Berita Kampus

Temukan Sertifikat TOEFL Palsu, Mahasiswa Terancam Terkena Sanksi

Terbukti memiliki sertifikat TOEFL palsu, dua mahasiswa terancam dapatkan sanksi.

avatar
Sketsa Unmul

sketsaunmul@gmail.com


Sumber: exam-practice.com

SKETSA – Belakangan beredar kabar mengejutkan dari Fakultas Komputer dan Teknik Informatika (FKTI). Pasalnya, dua mahasiswa dari program studi Teknik Informatika diduga memalsukan sertifikat Test of English as a Foreign Language (TOEFL), yang menjadi tes wajib mahasiswa sebelum lulus.

Dugaan ini ditemukan langsung oleh Balai Bahasa, selaku Unit Pelaksana Teknis (UPT) tes TOEFL mahasiswa Unmul.

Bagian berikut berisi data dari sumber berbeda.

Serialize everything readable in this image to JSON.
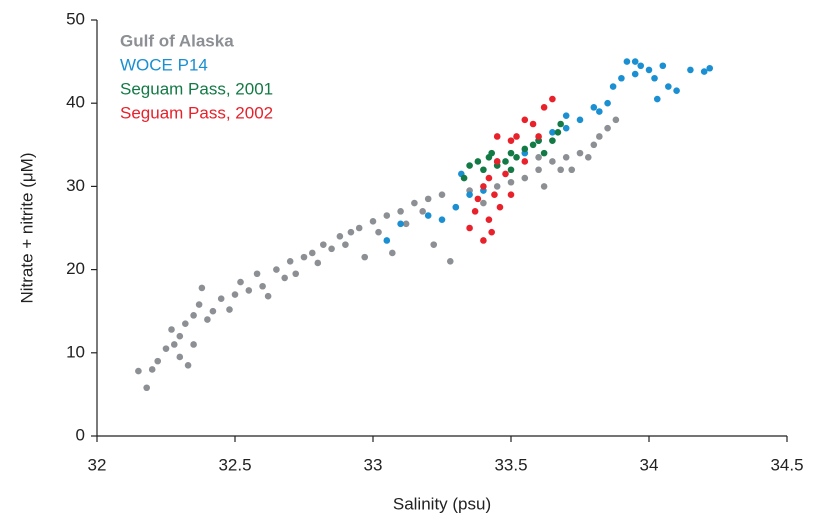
{
  "chart_data": {
    "type": "scatter",
    "xlabel": "Salinity (psu)",
    "ylabel": "Nitrate + nitrite (μM)",
    "xlim": [
      32,
      34.5
    ],
    "xticks": [
      32,
      32.5,
      33,
      33.5,
      34,
      34.5
    ],
    "ylim": [
      0,
      50
    ],
    "yticks": [
      0,
      10,
      20,
      30,
      40,
      50
    ],
    "legend": "upper left",
    "series": [
      {
        "name": "Gulf of Alaska",
        "color": "#8c8f93",
        "x": [
          32.15,
          32.18,
          32.2,
          32.22,
          32.25,
          32.27,
          32.28,
          32.3,
          32.3,
          32.32,
          32.33,
          32.35,
          32.35,
          32.37,
          32.38,
          32.4,
          32.42,
          32.45,
          32.48,
          32.5,
          32.52,
          32.55,
          32.58,
          32.6,
          32.62,
          32.65,
          32.68,
          32.7,
          32.72,
          32.75,
          32.78,
          32.8,
          32.82,
          32.85,
          32.88,
          32.9,
          32.92,
          32.95,
          32.97,
          33.0,
          33.02,
          33.05,
          33.07,
          33.1,
          33.12,
          33.15,
          33.18,
          33.2,
          33.22,
          33.25,
          33.28,
          33.3,
          33.35,
          33.4,
          33.45,
          33.5,
          33.55,
          33.6,
          33.62,
          33.65,
          33.68,
          33.7,
          33.72,
          33.75,
          33.78,
          33.8,
          33.82,
          33.85,
          33.88,
          33.6
        ],
        "y": [
          7.8,
          5.8,
          8,
          9,
          10.5,
          12.8,
          11,
          9.5,
          12,
          13.5,
          8.5,
          11,
          14.5,
          15.8,
          17.8,
          14,
          15,
          16.5,
          15.2,
          17,
          18.5,
          17.5,
          19.5,
          18,
          16.8,
          20,
          19,
          21,
          19.5,
          21.5,
          22,
          20.8,
          23,
          22.5,
          24,
          23,
          24.5,
          25,
          21.5,
          25.8,
          24.5,
          26.5,
          22,
          27,
          25.5,
          28,
          27,
          28.5,
          23,
          29,
          21,
          27.5,
          29.5,
          28,
          30,
          30.5,
          31,
          32,
          30,
          33,
          32,
          33.5,
          32,
          34,
          33.5,
          35,
          36,
          37,
          38,
          33.5
        ]
      },
      {
        "name": "WOCE P14",
        "color": "#1a8fd1",
        "x": [
          33.05,
          33.1,
          33.2,
          33.25,
          33.3,
          33.32,
          33.35,
          33.45,
          33.4,
          33.55,
          33.6,
          33.65,
          33.7,
          33.75,
          33.8,
          33.82,
          33.85,
          33.87,
          33.9,
          33.92,
          33.95,
          33.97,
          34.0,
          34.02,
          34.05,
          34.07,
          34.1,
          34.15,
          34.2,
          34.22,
          33.7,
          33.95,
          34.03
        ],
        "y": [
          23.5,
          25.5,
          26.5,
          26,
          27.5,
          31.5,
          29,
          33,
          29.5,
          34,
          35.5,
          36.5,
          37,
          38,
          39.5,
          39,
          40,
          42,
          43,
          45,
          45,
          44.5,
          44,
          43,
          44.5,
          42,
          41.5,
          44,
          43.8,
          44.2,
          38.5,
          43.5,
          40.5
        ]
      },
      {
        "name": "Seguam Pass, 2001",
        "color": "#137a45",
        "x": [
          33.33,
          33.35,
          33.38,
          33.4,
          33.42,
          33.45,
          33.48,
          33.5,
          33.52,
          33.55,
          33.58,
          33.6,
          33.62,
          33.65,
          33.67,
          33.68,
          33.5,
          33.43
        ],
        "y": [
          31,
          32.5,
          33,
          32,
          33.5,
          32.5,
          33,
          34,
          33.5,
          34.5,
          35,
          35.5,
          34,
          35.5,
          36.5,
          37.5,
          32,
          34
        ]
      },
      {
        "name": "Seguam Pass, 2002",
        "color": "#e8212b",
        "x": [
          33.35,
          33.37,
          33.38,
          33.4,
          33.4,
          33.42,
          33.42,
          33.44,
          33.45,
          33.46,
          33.48,
          33.5,
          33.5,
          33.52,
          33.55,
          33.55,
          33.58,
          33.6,
          33.62,
          33.65,
          33.45,
          33.43
        ],
        "y": [
          25,
          27,
          28.5,
          30,
          23.5,
          26,
          31,
          29,
          33,
          27.5,
          31.5,
          35.5,
          29,
          36,
          33,
          38,
          37.5,
          36,
          39.5,
          40.5,
          36,
          24.5
        ]
      }
    ]
  }
}
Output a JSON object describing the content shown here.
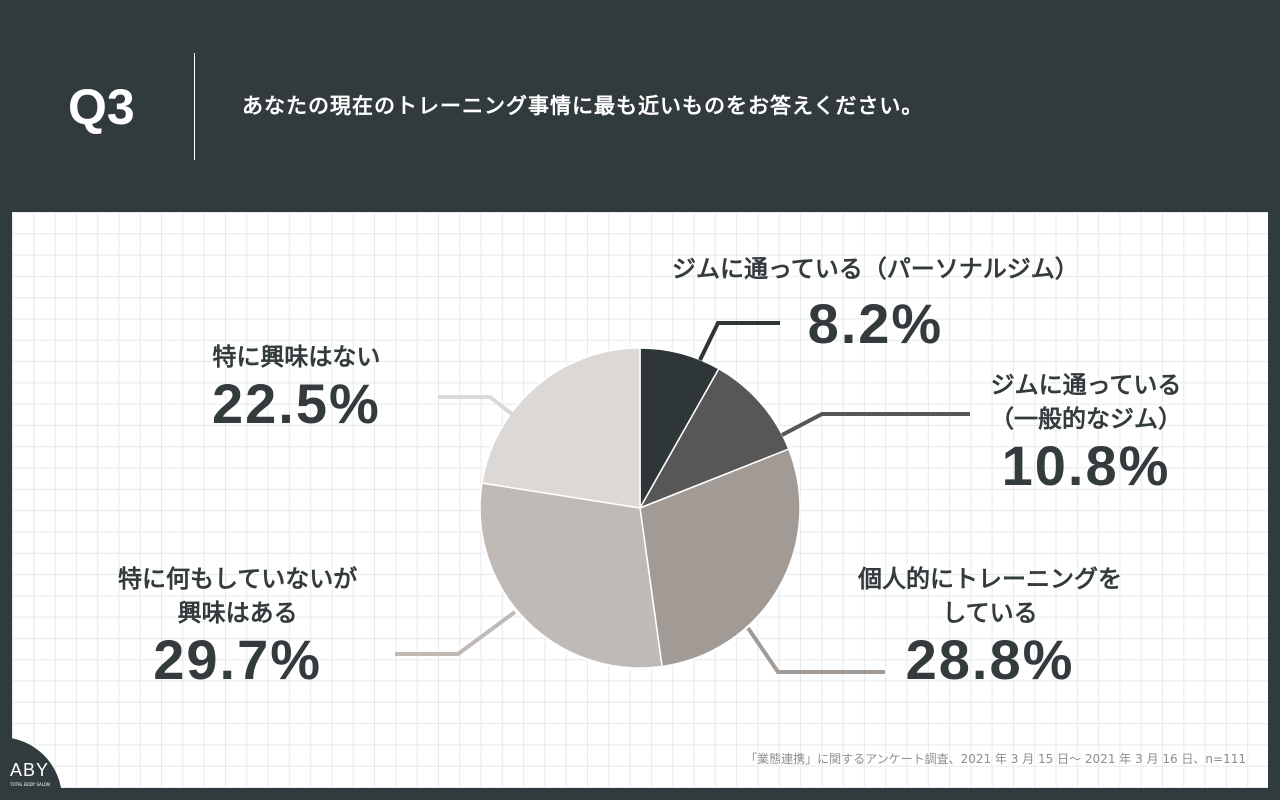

Kasus ini bahkan telah diserahkan untuk ditindaklanjuti pihak fakultas dan rektorat kampus.

Aridah, Kepala UPT. Balai Bahasa Unmul mengatakan dugaan ini muncul saat dua mahasiswa FKTI datang, yakni RP dan OC, pada Jumat, (4/10) lalu untuk memverifikasi sertifikat TOEFL yang dimilikinya. Keduanya berasal dari angkatan 2015 dan 2016. Mereka meminta tanda tangan Aridah untuk legalisasi. Namun melihat sertifikat yang dibawa, Aridah enggan melakukan.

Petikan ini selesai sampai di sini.